Fullerton, which has also accorded a similar line of credit to Orissa-based KAS Foundation, is known to be looking at more such deals in the near future. Fullerton India is a subsidiary of Fullerton Financial Holdings, which happens to be a whollyowned subsidiary of Temasek Holdings, Singapore.
Venture capitalists who have set up microfinance funds are looking at funding needs of new entrepreneurs. They make investments into MFIs with operations in geographies like Bihar, Jharkhand, Rajasthan and the north-eastern parts of the country. These include funds such as Bellwether, Lok Capital, Avishkaar-Goodwell India Microfinance Development Company, Michael and Susan Dell Foundation and the Unitus Equity Fund.
Among newer classes of entrepreneurs looking to set up MFIs are ex-bankers , people who have been associated with MFIs at a senior level or people who are involved in other businesses wanting to diversify into the microfinance sector, says Vishwanath Prasad, founder of the Bellwether fund.
Sources from the industry state that too much of money has been chasing very few toptier MFIs. These include institutions such as SKS Microfinance, Basix, Share Microfin and Spandana , all of which are based in Andhra Pradesh. While SKS received investments from Sequoia Capital (a private venture capital fund), Legatum, a privately-owned international investment firm invested $25 million into Share Microfin.
While Lok Capital has invested in Spandana, Avishkaar has infused funds into Share Microfin and the Unitus fund has invested into SKS. Bellwether, on the other hand, has made investments into smaller players such as Sonata Finance, Mimo Finance in Dehradun, Uttaranchal , Trident Microfinance, Arohan in West Bengal and Satin Credit Care in Delhi. SE Investments is a case of a nonbank finance company, which has 65,000 customers and a portfolio of Rs 150 crore. The company has a paid-up capital of Rs 3 crore and plans to hit the equity market next year. It has operations in areas such as Jaipur, Jodhour and Agra.
Sources say that there are five or six such MFIs, which are likely to attract fresh investments. These include names like Bharatha Swamukti Samsthe (BSS), Mahasemam, KAS Foundation etc. The largest MFI, Share Mirofin in Hyderabad, has an outreach to 1,083,035 borrowers , while its loan portfolio is around Rs 399 crore.

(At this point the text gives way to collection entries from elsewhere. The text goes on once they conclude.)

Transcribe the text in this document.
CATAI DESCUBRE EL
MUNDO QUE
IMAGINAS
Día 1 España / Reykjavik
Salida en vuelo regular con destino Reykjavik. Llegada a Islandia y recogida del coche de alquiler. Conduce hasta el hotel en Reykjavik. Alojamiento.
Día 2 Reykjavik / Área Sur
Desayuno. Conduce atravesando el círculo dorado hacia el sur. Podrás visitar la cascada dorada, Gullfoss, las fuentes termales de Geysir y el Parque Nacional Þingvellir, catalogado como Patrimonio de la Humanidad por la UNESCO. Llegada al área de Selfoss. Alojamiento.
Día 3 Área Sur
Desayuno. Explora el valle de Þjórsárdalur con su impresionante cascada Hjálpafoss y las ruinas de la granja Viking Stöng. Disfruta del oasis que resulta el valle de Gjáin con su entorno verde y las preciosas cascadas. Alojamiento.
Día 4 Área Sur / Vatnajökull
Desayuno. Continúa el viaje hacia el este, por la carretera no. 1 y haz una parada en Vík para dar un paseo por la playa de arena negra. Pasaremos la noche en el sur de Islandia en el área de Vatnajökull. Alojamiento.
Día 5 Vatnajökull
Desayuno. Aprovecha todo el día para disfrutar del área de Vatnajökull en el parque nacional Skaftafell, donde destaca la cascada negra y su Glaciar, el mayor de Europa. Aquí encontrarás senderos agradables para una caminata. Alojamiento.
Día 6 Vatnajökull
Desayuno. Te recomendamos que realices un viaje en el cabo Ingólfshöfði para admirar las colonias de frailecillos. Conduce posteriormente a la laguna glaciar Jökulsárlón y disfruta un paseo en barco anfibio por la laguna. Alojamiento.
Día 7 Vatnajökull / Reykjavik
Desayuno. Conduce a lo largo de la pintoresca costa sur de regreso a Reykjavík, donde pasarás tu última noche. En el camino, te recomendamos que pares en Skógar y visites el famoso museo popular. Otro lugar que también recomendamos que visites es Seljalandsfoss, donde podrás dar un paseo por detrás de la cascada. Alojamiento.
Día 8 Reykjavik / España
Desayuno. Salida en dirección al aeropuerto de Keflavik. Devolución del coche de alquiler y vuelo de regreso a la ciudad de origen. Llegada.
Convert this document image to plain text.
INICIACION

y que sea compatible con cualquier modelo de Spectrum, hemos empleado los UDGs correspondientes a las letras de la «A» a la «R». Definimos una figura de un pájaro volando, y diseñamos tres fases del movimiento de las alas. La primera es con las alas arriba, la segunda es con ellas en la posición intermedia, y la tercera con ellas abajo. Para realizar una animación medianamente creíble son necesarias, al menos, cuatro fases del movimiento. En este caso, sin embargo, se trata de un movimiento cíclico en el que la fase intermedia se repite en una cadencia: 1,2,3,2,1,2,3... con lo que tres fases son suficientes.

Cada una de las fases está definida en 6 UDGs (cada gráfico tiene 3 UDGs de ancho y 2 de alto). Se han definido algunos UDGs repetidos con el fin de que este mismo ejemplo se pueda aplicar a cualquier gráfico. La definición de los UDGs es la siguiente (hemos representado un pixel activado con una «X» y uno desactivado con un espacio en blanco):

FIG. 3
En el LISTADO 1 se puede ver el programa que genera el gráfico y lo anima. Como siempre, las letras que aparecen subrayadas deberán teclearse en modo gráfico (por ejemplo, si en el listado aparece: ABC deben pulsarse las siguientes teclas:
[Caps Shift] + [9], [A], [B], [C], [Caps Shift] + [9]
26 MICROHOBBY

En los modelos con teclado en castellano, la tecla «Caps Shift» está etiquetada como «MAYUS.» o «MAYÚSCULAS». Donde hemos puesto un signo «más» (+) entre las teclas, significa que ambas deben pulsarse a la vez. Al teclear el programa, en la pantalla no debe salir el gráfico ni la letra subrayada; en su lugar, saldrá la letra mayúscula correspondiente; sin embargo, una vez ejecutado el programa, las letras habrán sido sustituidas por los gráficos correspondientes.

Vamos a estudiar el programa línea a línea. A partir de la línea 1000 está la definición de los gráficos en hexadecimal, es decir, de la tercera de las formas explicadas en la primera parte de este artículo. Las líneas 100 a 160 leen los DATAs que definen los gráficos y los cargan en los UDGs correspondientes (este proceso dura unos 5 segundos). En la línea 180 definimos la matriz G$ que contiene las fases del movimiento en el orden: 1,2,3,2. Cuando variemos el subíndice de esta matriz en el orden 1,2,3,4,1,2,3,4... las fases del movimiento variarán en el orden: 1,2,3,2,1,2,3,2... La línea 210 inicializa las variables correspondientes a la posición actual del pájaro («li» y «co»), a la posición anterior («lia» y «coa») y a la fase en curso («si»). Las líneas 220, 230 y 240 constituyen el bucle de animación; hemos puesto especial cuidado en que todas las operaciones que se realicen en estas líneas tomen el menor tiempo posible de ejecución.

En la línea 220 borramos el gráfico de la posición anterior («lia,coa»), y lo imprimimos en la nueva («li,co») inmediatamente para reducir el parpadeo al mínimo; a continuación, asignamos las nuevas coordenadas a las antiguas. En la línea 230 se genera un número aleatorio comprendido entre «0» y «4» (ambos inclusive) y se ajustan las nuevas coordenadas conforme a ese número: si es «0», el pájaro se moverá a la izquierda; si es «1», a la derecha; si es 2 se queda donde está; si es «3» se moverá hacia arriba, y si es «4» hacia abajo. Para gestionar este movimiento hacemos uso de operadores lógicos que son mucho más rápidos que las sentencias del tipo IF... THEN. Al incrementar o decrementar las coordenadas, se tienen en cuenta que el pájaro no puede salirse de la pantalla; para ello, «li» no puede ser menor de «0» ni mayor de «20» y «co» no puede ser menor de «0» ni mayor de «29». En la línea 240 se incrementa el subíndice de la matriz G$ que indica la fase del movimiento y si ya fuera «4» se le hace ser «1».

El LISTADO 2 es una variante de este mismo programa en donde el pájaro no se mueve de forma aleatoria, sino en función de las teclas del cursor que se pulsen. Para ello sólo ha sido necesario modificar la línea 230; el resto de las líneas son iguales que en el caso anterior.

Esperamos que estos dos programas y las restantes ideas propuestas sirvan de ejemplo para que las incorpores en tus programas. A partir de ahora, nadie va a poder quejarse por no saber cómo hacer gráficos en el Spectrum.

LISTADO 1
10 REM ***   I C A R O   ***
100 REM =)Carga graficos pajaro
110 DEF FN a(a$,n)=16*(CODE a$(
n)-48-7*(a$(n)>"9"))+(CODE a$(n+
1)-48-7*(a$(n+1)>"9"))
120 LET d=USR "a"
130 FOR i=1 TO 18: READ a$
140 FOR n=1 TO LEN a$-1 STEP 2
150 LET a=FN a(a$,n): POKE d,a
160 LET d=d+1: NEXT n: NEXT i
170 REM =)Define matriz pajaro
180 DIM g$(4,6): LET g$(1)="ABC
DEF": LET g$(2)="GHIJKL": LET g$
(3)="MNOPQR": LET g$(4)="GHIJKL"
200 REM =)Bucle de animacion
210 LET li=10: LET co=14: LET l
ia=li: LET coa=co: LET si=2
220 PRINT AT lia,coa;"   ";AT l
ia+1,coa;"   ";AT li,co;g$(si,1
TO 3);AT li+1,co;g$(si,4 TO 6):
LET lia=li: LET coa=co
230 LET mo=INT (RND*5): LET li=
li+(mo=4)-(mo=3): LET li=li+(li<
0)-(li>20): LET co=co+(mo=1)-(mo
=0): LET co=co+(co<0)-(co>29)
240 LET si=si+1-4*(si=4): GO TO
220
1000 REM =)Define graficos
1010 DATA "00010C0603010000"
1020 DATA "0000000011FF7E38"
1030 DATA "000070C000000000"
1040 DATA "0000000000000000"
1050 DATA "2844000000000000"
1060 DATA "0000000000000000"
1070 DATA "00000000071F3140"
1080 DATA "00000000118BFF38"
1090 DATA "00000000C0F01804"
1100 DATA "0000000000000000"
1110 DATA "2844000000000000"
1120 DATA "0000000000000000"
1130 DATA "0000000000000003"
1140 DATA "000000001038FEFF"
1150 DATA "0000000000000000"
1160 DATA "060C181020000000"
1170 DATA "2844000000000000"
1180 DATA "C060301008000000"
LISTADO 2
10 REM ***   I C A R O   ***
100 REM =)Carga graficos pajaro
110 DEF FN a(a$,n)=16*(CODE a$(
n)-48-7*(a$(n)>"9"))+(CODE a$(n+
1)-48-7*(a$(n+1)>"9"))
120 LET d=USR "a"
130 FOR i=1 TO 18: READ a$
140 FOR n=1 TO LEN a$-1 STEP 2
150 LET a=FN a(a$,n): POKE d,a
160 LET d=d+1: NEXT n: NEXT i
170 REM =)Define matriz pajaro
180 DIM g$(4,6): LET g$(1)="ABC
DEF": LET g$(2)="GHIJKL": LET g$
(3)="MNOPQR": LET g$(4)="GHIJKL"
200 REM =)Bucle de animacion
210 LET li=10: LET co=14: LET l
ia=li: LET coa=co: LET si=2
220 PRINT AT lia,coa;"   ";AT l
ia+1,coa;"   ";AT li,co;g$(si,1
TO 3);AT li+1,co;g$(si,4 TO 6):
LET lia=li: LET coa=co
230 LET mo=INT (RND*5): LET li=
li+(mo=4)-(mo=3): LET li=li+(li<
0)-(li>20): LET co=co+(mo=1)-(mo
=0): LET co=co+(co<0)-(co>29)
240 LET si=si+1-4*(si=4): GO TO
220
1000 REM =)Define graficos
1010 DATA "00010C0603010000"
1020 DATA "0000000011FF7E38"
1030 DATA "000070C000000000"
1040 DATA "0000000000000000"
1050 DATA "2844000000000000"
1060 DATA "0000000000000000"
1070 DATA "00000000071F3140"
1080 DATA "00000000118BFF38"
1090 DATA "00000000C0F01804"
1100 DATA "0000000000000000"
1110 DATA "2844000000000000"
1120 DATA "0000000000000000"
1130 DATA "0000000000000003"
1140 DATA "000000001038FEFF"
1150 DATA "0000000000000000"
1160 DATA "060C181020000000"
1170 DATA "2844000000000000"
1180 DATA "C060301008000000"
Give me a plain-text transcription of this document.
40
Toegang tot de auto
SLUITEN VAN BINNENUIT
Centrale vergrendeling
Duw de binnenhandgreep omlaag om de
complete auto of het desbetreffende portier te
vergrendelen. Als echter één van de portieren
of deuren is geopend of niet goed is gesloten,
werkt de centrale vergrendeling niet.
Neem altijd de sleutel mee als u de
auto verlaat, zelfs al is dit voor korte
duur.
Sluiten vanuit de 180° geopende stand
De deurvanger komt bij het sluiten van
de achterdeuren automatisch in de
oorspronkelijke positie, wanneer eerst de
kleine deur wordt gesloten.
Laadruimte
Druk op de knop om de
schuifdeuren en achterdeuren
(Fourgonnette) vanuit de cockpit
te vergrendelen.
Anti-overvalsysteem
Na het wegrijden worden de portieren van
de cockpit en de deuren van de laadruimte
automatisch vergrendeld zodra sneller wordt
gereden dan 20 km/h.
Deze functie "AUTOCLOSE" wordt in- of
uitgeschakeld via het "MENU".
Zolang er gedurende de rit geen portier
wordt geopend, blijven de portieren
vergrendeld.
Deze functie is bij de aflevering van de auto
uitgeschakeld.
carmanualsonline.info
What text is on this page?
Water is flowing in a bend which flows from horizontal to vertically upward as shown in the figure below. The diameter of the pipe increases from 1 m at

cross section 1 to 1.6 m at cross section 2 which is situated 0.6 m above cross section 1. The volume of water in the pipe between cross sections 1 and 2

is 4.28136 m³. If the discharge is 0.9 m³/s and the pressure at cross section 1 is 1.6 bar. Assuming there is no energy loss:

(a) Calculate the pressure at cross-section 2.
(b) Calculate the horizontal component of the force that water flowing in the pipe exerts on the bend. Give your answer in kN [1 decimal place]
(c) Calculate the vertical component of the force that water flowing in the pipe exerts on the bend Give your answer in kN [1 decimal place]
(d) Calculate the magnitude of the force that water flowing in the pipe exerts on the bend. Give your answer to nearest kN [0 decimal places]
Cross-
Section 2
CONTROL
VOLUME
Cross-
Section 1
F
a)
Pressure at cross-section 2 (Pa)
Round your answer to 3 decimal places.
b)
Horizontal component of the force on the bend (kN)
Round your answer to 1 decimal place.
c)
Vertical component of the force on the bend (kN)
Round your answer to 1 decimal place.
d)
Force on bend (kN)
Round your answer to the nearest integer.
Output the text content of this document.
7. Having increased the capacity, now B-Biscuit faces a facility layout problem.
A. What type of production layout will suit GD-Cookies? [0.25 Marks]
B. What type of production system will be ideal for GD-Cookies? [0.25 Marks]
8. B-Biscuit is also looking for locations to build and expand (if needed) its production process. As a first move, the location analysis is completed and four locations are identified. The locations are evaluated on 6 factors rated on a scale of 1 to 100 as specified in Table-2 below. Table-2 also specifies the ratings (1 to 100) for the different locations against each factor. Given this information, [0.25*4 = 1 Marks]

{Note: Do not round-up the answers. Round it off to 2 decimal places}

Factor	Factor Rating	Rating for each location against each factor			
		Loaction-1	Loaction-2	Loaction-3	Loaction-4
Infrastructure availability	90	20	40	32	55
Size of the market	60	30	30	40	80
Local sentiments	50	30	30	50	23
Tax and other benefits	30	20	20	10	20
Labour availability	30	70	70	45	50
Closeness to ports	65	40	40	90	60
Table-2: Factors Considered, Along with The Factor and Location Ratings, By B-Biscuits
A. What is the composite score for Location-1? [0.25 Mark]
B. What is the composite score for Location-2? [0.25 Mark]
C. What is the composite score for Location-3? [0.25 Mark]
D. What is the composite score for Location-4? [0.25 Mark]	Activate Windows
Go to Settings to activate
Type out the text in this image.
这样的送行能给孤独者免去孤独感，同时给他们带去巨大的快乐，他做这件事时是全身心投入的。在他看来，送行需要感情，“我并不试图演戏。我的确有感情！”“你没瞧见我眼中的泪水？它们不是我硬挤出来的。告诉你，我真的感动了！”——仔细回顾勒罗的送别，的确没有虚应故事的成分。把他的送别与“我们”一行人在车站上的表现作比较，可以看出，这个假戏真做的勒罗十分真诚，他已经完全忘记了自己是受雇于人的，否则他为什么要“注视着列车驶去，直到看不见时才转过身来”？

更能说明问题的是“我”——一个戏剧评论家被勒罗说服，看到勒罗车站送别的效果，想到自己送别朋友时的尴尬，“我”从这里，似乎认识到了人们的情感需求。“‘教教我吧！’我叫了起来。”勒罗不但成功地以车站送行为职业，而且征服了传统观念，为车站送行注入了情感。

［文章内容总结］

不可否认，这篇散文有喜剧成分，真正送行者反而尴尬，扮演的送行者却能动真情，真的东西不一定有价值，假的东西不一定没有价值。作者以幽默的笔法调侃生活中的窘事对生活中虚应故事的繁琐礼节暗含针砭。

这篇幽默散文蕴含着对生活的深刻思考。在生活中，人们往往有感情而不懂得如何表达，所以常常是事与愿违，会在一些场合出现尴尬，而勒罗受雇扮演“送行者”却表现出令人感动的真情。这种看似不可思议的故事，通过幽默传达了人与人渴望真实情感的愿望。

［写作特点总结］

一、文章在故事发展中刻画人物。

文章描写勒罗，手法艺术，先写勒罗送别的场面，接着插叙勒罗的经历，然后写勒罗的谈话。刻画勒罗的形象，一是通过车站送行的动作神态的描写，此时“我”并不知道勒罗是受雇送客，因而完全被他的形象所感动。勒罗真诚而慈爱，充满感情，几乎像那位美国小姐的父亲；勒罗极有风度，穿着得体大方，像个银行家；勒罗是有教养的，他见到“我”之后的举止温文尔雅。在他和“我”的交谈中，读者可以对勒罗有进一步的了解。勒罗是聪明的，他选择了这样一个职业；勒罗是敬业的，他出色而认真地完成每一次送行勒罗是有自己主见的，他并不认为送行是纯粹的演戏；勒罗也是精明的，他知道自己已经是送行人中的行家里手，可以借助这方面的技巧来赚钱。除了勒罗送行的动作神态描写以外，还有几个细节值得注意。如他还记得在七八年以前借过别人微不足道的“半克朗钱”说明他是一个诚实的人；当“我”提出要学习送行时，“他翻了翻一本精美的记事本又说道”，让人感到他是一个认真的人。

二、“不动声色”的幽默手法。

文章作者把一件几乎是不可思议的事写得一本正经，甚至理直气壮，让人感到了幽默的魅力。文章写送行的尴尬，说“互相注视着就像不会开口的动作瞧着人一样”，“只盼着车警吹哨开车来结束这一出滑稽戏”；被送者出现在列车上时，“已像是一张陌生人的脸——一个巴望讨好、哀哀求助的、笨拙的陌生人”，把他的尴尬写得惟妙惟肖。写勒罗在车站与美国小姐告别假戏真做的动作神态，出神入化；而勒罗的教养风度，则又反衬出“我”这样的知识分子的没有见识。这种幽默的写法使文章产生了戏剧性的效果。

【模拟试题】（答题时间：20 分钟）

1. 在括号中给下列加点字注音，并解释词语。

KAS Foundation, based in Bhubhaneshwar, Orissa, has lent to 5,88,960 borrowers and a loan portfolio worth Rs 120 crore. BSS is a Bangalore-based trust involved in the microfinance business and has a base of 69,753 borrowers with a gross loan portfolio of Rs 38 crore. Mahasemam is a Tamil Nadu-based trust which has 2,21,613 borrowers under its wings and a gross loan portfolio of Rs 76.96 crore. The year 2007 saw two landmark private equity investments in the Indian microfinance sector in SKS and Share.